Я не понимал, я не мог примириться с несправедливостью, я хотел кричать и возмущаться, но глаза не умеют этого делать, когда они слепы. Жажда крика была сама по себе, а глаза сами по себе скреблись о толщу темноты, озвученной безысходным плачем. Причем, это не были рыдания. В рыданиях есть интонация, по ней можно о чем-то догадаться. Рыдания близки к истерике, их можно переждать… Но плач, тем более, когда он везде! – это невыносимо! Я возжаждал немедленно проснуться и проснулся, а глаза мои оказались в слезах.

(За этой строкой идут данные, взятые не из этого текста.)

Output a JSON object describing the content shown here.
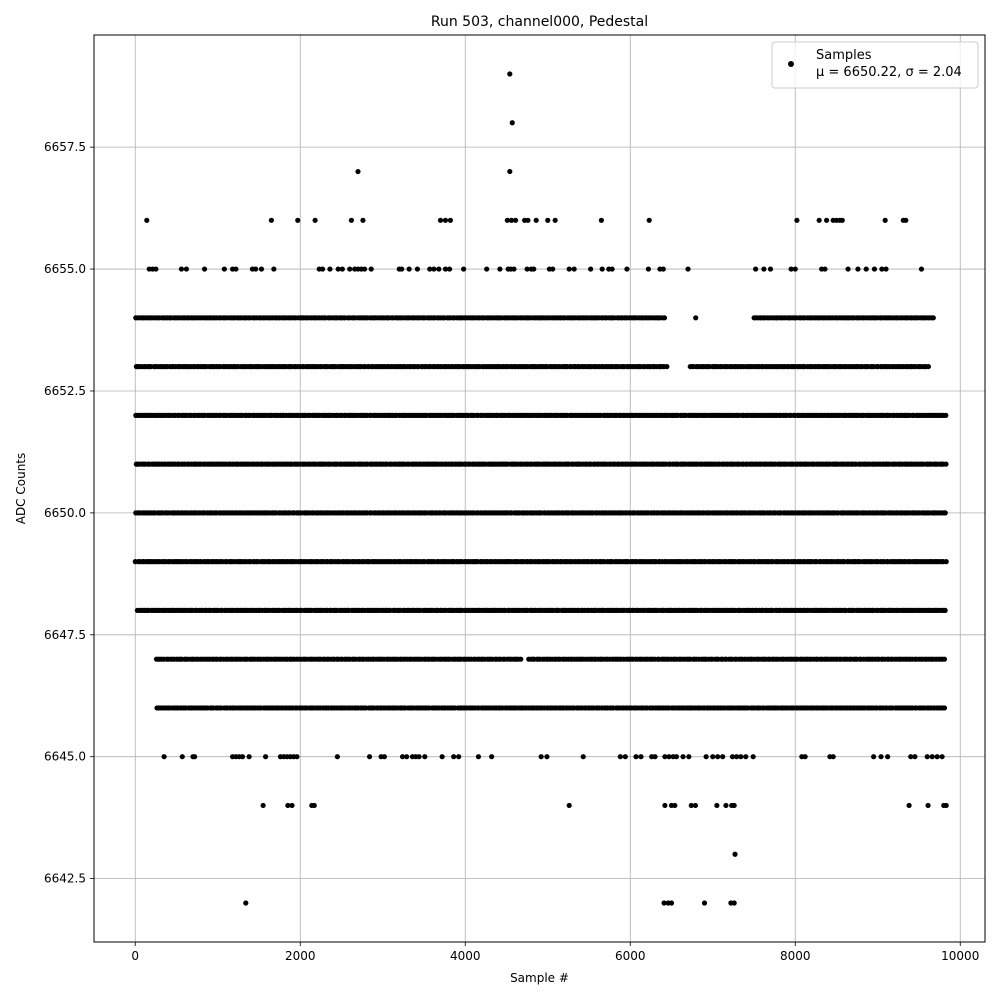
{
  "chart_data": {
    "type": "scatter",
    "title": "Run 503, channel000, Pedestal",
    "xlabel": "Sample #",
    "ylabel": "ADC Counts",
    "xlim": [
      -500,
      10300
    ],
    "ylim": [
      6641.2,
      6659.8
    ],
    "x_ticks": [
      0,
      2000,
      4000,
      6000,
      8000,
      10000
    ],
    "x_tick_labels": [
      "0",
      "2000",
      "4000",
      "6000",
      "8000",
      "10000"
    ],
    "y_ticks": [
      6642.5,
      6645.0,
      6647.5,
      6650.0,
      6652.5,
      6655.0,
      6657.5
    ],
    "y_tick_labels": [
      "6642.5",
      "6645.0",
      "6647.5",
      "6650.0",
      "6652.5",
      "6655.0",
      "6657.5"
    ],
    "grid": true,
    "legend_position": "top-right",
    "series": [
      {
        "name": "Samples",
        "legend_sublabel": "μ = 6650.22, σ = 2.04",
        "color": "#000000",
        "marker": "dot",
        "dense_levels": [
          {
            "y": 6654,
            "x_range": [
              0,
              9680
            ],
            "gaps": [
              [
                6420,
                6780
              ],
              [
                6800,
                7480
              ]
            ]
          },
          {
            "y": 6653,
            "x_range": [
              0,
              9620
            ],
            "gaps": [
              [
                6450,
                6700
              ]
            ]
          },
          {
            "y": 6652,
            "x_range": [
              0,
              9840
            ],
            "gaps": []
          },
          {
            "y": 6651,
            "x_range": [
              0,
              9840
            ],
            "gaps": []
          },
          {
            "y": 6650,
            "x_range": [
              0,
              9840
            ],
            "gaps": []
          },
          {
            "y": 6649,
            "x_range": [
              0,
              9840
            ],
            "gaps": []
          },
          {
            "y": 6648,
            "x_range": [
              20,
              9840
            ],
            "gaps": []
          },
          {
            "y": 6647,
            "x_range": [
              250,
              9820
            ],
            "gaps": [
              [
                4680,
                4760
              ]
            ]
          },
          {
            "y": 6646,
            "x_range": [
              250,
              9820
            ],
            "gaps": []
          }
        ],
        "sparse_points": [
          [
            350,
            6645
          ],
          [
            570,
            6645
          ],
          [
            700,
            6645
          ],
          [
            720,
            6645
          ],
          [
            1180,
            6645
          ],
          [
            1220,
            6645
          ],
          [
            1260,
            6645
          ],
          [
            1300,
            6645
          ],
          [
            1380,
            6645
          ],
          [
            1580,
            6645
          ],
          [
            1760,
            6645
          ],
          [
            1800,
            6645
          ],
          [
            1840,
            6645
          ],
          [
            1880,
            6645
          ],
          [
            1920,
            6645
          ],
          [
            1960,
            6645
          ],
          [
            2450,
            6645
          ],
          [
            2840,
            6645
          ],
          [
            2980,
            6645
          ],
          [
            3020,
            6645
          ],
          [
            3240,
            6645
          ],
          [
            3290,
            6645
          ],
          [
            3360,
            6645
          ],
          [
            3400,
            6645
          ],
          [
            3440,
            6645
          ],
          [
            3510,
            6645
          ],
          [
            3720,
            6645
          ],
          [
            3860,
            6645
          ],
          [
            3920,
            6645
          ],
          [
            4160,
            6645
          ],
          [
            4320,
            6645
          ],
          [
            4920,
            6645
          ],
          [
            4990,
            6645
          ],
          [
            5430,
            6645
          ],
          [
            5880,
            6645
          ],
          [
            5940,
            6645
          ],
          [
            6070,
            6645
          ],
          [
            6130,
            6645
          ],
          [
            6260,
            6645
          ],
          [
            6300,
            6645
          ],
          [
            6420,
            6645
          ],
          [
            6470,
            6645
          ],
          [
            6520,
            6645
          ],
          [
            6560,
            6645
          ],
          [
            6640,
            6645
          ],
          [
            6710,
            6645
          ],
          [
            6920,
            6645
          ],
          [
            7000,
            6645
          ],
          [
            7060,
            6645
          ],
          [
            7120,
            6645
          ],
          [
            7240,
            6645
          ],
          [
            7290,
            6645
          ],
          [
            7340,
            6645
          ],
          [
            7400,
            6645
          ],
          [
            7490,
            6645
          ],
          [
            8080,
            6645
          ],
          [
            8120,
            6645
          ],
          [
            8420,
            6645
          ],
          [
            8460,
            6645
          ],
          [
            8950,
            6645
          ],
          [
            9040,
            6645
          ],
          [
            9120,
            6645
          ],
          [
            9400,
            6645
          ],
          [
            9450,
            6645
          ],
          [
            9600,
            6645
          ],
          [
            9660,
            6645
          ],
          [
            9720,
            6645
          ],
          [
            9780,
            6645
          ],
          [
            1550,
            6644
          ],
          [
            1850,
            6644
          ],
          [
            1900,
            6644
          ],
          [
            2140,
            6644
          ],
          [
            2170,
            6644
          ],
          [
            5260,
            6644
          ],
          [
            6420,
            6644
          ],
          [
            6500,
            6644
          ],
          [
            6540,
            6644
          ],
          [
            6740,
            6644
          ],
          [
            6790,
            6644
          ],
          [
            7050,
            6644
          ],
          [
            7160,
            6644
          ],
          [
            7230,
            6644
          ],
          [
            7260,
            6644
          ],
          [
            9380,
            6644
          ],
          [
            9610,
            6644
          ],
          [
            9800,
            6644
          ],
          [
            9830,
            6644
          ],
          [
            7270,
            6643
          ],
          [
            1340,
            6642
          ],
          [
            6410,
            6642
          ],
          [
            6460,
            6642
          ],
          [
            6500,
            6642
          ],
          [
            6900,
            6642
          ],
          [
            7220,
            6642
          ],
          [
            7260,
            6642
          ],
          [
            170,
            6655
          ],
          [
            210,
            6655
          ],
          [
            250,
            6655
          ],
          [
            560,
            6655
          ],
          [
            620,
            6655
          ],
          [
            840,
            6655
          ],
          [
            1080,
            6655
          ],
          [
            1180,
            6655
          ],
          [
            1220,
            6655
          ],
          [
            1420,
            6655
          ],
          [
            1460,
            6655
          ],
          [
            1530,
            6655
          ],
          [
            1680,
            6655
          ],
          [
            2230,
            6655
          ],
          [
            2270,
            6655
          ],
          [
            2360,
            6655
          ],
          [
            2460,
            6655
          ],
          [
            2510,
            6655
          ],
          [
            2600,
            6655
          ],
          [
            2660,
            6655
          ],
          [
            2700,
            6655
          ],
          [
            2740,
            6655
          ],
          [
            2780,
            6655
          ],
          [
            2860,
            6655
          ],
          [
            3200,
            6655
          ],
          [
            3230,
            6655
          ],
          [
            3320,
            6655
          ],
          [
            3420,
            6655
          ],
          [
            3570,
            6655
          ],
          [
            3620,
            6655
          ],
          [
            3680,
            6655
          ],
          [
            3760,
            6655
          ],
          [
            3810,
            6655
          ],
          [
            3980,
            6655
          ],
          [
            4260,
            6655
          ],
          [
            4420,
            6655
          ],
          [
            4520,
            6655
          ],
          [
            4550,
            6655
          ],
          [
            4590,
            6655
          ],
          [
            4750,
            6655
          ],
          [
            4800,
            6655
          ],
          [
            4830,
            6655
          ],
          [
            5020,
            6655
          ],
          [
            5060,
            6655
          ],
          [
            5260,
            6655
          ],
          [
            5320,
            6655
          ],
          [
            5520,
            6655
          ],
          [
            5660,
            6655
          ],
          [
            5740,
            6655
          ],
          [
            5780,
            6655
          ],
          [
            5960,
            6655
          ],
          [
            6220,
            6655
          ],
          [
            6360,
            6655
          ],
          [
            6400,
            6655
          ],
          [
            6700,
            6655
          ],
          [
            7520,
            6655
          ],
          [
            7620,
            6655
          ],
          [
            7700,
            6655
          ],
          [
            7950,
            6655
          ],
          [
            8000,
            6655
          ],
          [
            8320,
            6655
          ],
          [
            8360,
            6655
          ],
          [
            8640,
            6655
          ],
          [
            8760,
            6655
          ],
          [
            8860,
            6655
          ],
          [
            8960,
            6655
          ],
          [
            9050,
            6655
          ],
          [
            9100,
            6655
          ],
          [
            9530,
            6655
          ],
          [
            140,
            6656
          ],
          [
            1650,
            6656
          ],
          [
            1970,
            6656
          ],
          [
            2180,
            6656
          ],
          [
            2620,
            6656
          ],
          [
            2760,
            6656
          ],
          [
            3700,
            6656
          ],
          [
            3760,
            6656
          ],
          [
            3820,
            6656
          ],
          [
            4510,
            6656
          ],
          [
            4560,
            6656
          ],
          [
            4610,
            6656
          ],
          [
            4720,
            6656
          ],
          [
            4760,
            6656
          ],
          [
            4860,
            6656
          ],
          [
            5000,
            6656
          ],
          [
            5090,
            6656
          ],
          [
            5650,
            6656
          ],
          [
            6230,
            6656
          ],
          [
            8020,
            6656
          ],
          [
            8290,
            6656
          ],
          [
            8380,
            6656
          ],
          [
            8460,
            6656
          ],
          [
            8500,
            6656
          ],
          [
            8540,
            6656
          ],
          [
            8570,
            6656
          ],
          [
            9090,
            6656
          ],
          [
            9310,
            6656
          ],
          [
            9340,
            6656
          ],
          [
            2700,
            6657
          ],
          [
            4540,
            6657
          ],
          [
            4570,
            6658
          ],
          [
            4540,
            6659
          ]
        ]
      }
    ]
  }
}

Я определенно решил, что это был сон. Обычный сон, и к прежним моим сновидениям он никакого отношения не имеет, не может иметь, потому что у мамы нет причины для слез, но масса причин для радости, и рано или поздно, может быть, даже следующей ночью я увижу ее такой, какая она обязательно должна быть с момента моей новой жизни и моего нового рождения.

Однако здравые рассуждения лишь частично властны над настроением. И было настроение этим утром испорчено и помрачнено маетой души, понимающей мир по-своему, по-женски интуитивно, да еще со склонностью к капризу… Дух – другое дело. Дух – мужчина. Душа – женщина…

Такое сопоставление показалось мне весьма перспективным, я дал себе слово при случае подумать об этом с напряжением и, глядишь, почти отвлекся, как оттолкнулся от впечатлений ночи.

Этим утром Антон отправлялся на лодке за продуктами «на материк». Я, как всегда, слегка запоздал с подъемом. Заботливая Ксения и в этот раз сумела бесшумно пробраться в мои апартаменты и выставить на столе завтрак. Но из открытого окна со стороны Озера уже слышался рев «Вихря», и я, торопливо плеснув в лицо холодной воды, поспешил к Озеру, на ходу зажевывая неслыханной вкусноты свежеиспеченную лепешку.

Антон гонял лодку по кругу, проверяя мотор на разных режимах. Озеро было неспокойно, а небо подернуто мутной пленкой, и я нечисто порадовался, что не мне плыть… Но за Антона не беспокоился, потому что для Озера он был свой, в том легко было убедиться, наглядевшись, как он управляет лодкой и как управляется с волнами. Лодка под его командой вообще казалась равноприродной Озеру, неспособной вступить в противоречие со средой движения… Одним словом, я любовался Антоном…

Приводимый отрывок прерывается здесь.